To determine the farthest distance the outfielder can be from where the ball will land, we need to calculate the horizontal distance the ball will travel.
First, let's find the time it takes for the ball to reach its peak height. We can use the following equation:
v = u + at
Where:
v = final velocity (0 m/s at the peak)
u = initial velocity (initial vertical velocity of the ball)

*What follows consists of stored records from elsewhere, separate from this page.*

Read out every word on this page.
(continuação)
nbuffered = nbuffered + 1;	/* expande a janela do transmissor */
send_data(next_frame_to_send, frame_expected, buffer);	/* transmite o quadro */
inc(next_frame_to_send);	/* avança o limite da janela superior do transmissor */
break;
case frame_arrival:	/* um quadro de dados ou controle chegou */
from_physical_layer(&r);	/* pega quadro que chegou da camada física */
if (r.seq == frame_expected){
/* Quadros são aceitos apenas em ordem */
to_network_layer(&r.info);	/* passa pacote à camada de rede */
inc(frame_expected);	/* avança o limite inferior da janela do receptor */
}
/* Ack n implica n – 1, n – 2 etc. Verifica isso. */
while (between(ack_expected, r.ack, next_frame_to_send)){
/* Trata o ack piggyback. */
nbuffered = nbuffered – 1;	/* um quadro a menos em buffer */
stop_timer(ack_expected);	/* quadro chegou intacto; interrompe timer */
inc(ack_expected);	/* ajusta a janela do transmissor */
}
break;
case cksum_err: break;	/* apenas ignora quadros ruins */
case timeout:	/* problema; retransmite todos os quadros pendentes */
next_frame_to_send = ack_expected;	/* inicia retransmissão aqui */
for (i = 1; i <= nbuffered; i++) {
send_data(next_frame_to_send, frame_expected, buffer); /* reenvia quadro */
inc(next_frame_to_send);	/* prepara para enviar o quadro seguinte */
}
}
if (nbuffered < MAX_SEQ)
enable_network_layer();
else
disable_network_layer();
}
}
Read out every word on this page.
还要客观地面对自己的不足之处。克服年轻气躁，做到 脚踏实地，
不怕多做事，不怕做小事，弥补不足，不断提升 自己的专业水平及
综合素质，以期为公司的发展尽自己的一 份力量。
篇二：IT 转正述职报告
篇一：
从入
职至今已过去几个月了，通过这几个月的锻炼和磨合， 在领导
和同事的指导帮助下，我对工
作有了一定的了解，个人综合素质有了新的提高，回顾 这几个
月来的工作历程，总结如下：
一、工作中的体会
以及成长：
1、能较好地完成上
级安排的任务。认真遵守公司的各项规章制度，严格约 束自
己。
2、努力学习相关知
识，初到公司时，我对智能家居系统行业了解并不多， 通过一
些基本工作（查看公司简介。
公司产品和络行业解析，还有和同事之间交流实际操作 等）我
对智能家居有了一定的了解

a = acceleration due to gravity (-9.8 m/s²)
t = time
At the peak of the ball's trajectory, the final velocity is 0 m/s, so the equation becomes:
0 = u + (-9.8) × t_peak
Since the ball is launched vertically upward, its initial vertical velocity is:
u = √(2 × g × h)
Where:
g = acceleration due to gravity (9.8 m/s²)
h = maximum height (49 m)
Let's substitute this value into the equation:
0 = √(2 × 9.8 × 49) - 9.8 × t_peak
Squaring both sides of the equation, we get:
0 = 2 × 9.8 × 49 - 9.8² × t_peak²
Simplifying the equation:
t_peak² = 2 × 9.8 × 49 / 9.8²
t_peak² = 98 / 9.8
t_peak² = 10
Therefore, t_peak = √10 ≈ 3.16 seconds.
Now, let's calculate the horizontal distance the ball will travel using the formula:
range = horizontal velocity × time
The horizontal velocity remains constant throughout the ball's flight. To find it, we can divide the horizontal distance by the time of flight:
range = v_horizontal × t_peak
We need to solve for v_horizontal, so let's rearrange the formula:
v_horizontal = range / t_peak
The range is the distance between the batter and the outfielder. We need to find the maximum value for the range so that it is possible for the outfielder to catch the ball.
Therefore, the farthest the fielder can be from where the ball will land is the maximum range of the ball. Since we don't know the horizontal velocity yet, we need additional information to determine the maximum range accurately.